5. Enhance body toughness
Running can enhance the anti injury ability of tendons, ligaments and joints and reduce the probability of sports injury. At the same time, skin, muscle and connective tissue can also become stronger.
what should I pay attention to when running
1. The soles of the feet touch the ground first, and the toes lift up “whenever a running injury occurs, as long as the heel lands on the ground, the injury will be more serious.” Fischer said that when running, the soles of the feet must land first, and during this process, the toes can be lifted a little upward, so as to protect the ankle joint.

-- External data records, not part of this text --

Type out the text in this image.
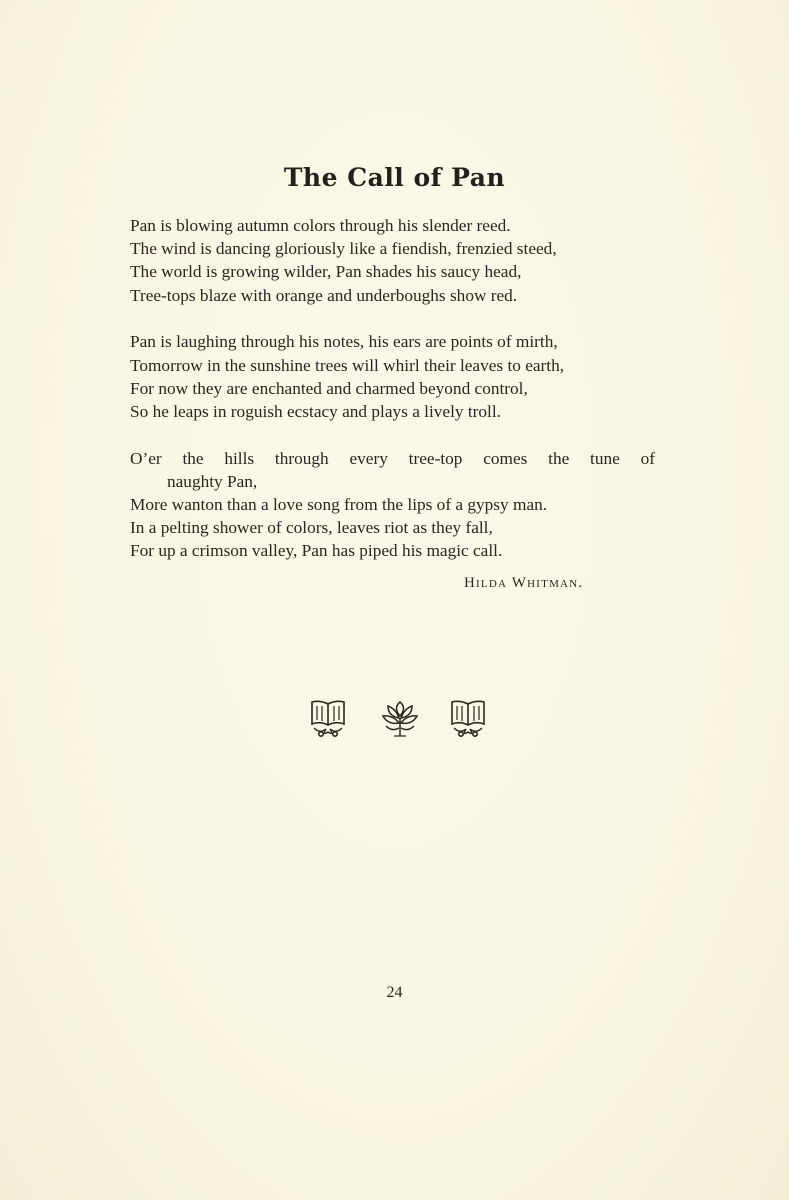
The Call of Pan
Pan is blowing autumn colors through his slender reed.
The wind is dancing gloriously like a fiendish, frenzied steed,
The world is growing wilder, Pan shades his saucy head,
Tree-tops blaze with orange and underboughs show red.
Pan is laughing through his notes, his ears are points of mirth,
Tomorrow in the sunshine trees will whirl their leaves to earth,
For now they are enchanted and charmed beyond control,
So he leaps in roguish ecstacy and plays a lively troll.
O’er the hills through every tree-top comes the tune of
naughty Pan,
More wanton than a love song from the lips of a gypsy man.
In a pelting shower of colors, leaves riot as they fall,
For up a crimson valley, Pan has piped his magic call.
Hilda Whitman.
24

2. Don’t step too fast during running, the correct step length is much shorter than we thought. When the foot lands, the crotch should be directly above the foot. Once the pace is too long, it will produce a feeling of “stretching your feet forward and reaching forward” during running, which will produce destructive pressure and easily cause sports injury.
3. Contract abdominal muscles abdominal muscle contraction helps to maintain the correct posture of chest straightening, shoulders and crotch vertical line. It should be noted that you should not deliberately complete this action, otherwise it will easily distract you during the exercise process. It is recommended to do some warm-up actions that can exercise abdominal muscles before running, such as squatting and jumping.
4. Lean your shoulders back the shoulders should be tilted back, and the shoulder blades should be pulled backward and downward. Swinging your arms in this posture can save energy. Incorrect swing arm will affect the standardization of whole body movement, thus increasing the risk of sports injury.
5. Don’t clench your fists too tightly when running, hold your hands naturally. Once you clench your fist too tightly, your forearm muscles will tighten, which will hinder the normal movement of your shoulders. When running, don’t hold your mobile phone, MP3 or beverage bottle in your hands, otherwise your body will swing, you won’t be able to maintain a correct upright posture, and you will increase the chance of injury.
6. Keep your elbows close to your body bend your elbows at right angles, close to your sides. If the elbow is too far apart from the body, the exercise effect of arm movements will be greatly reduced.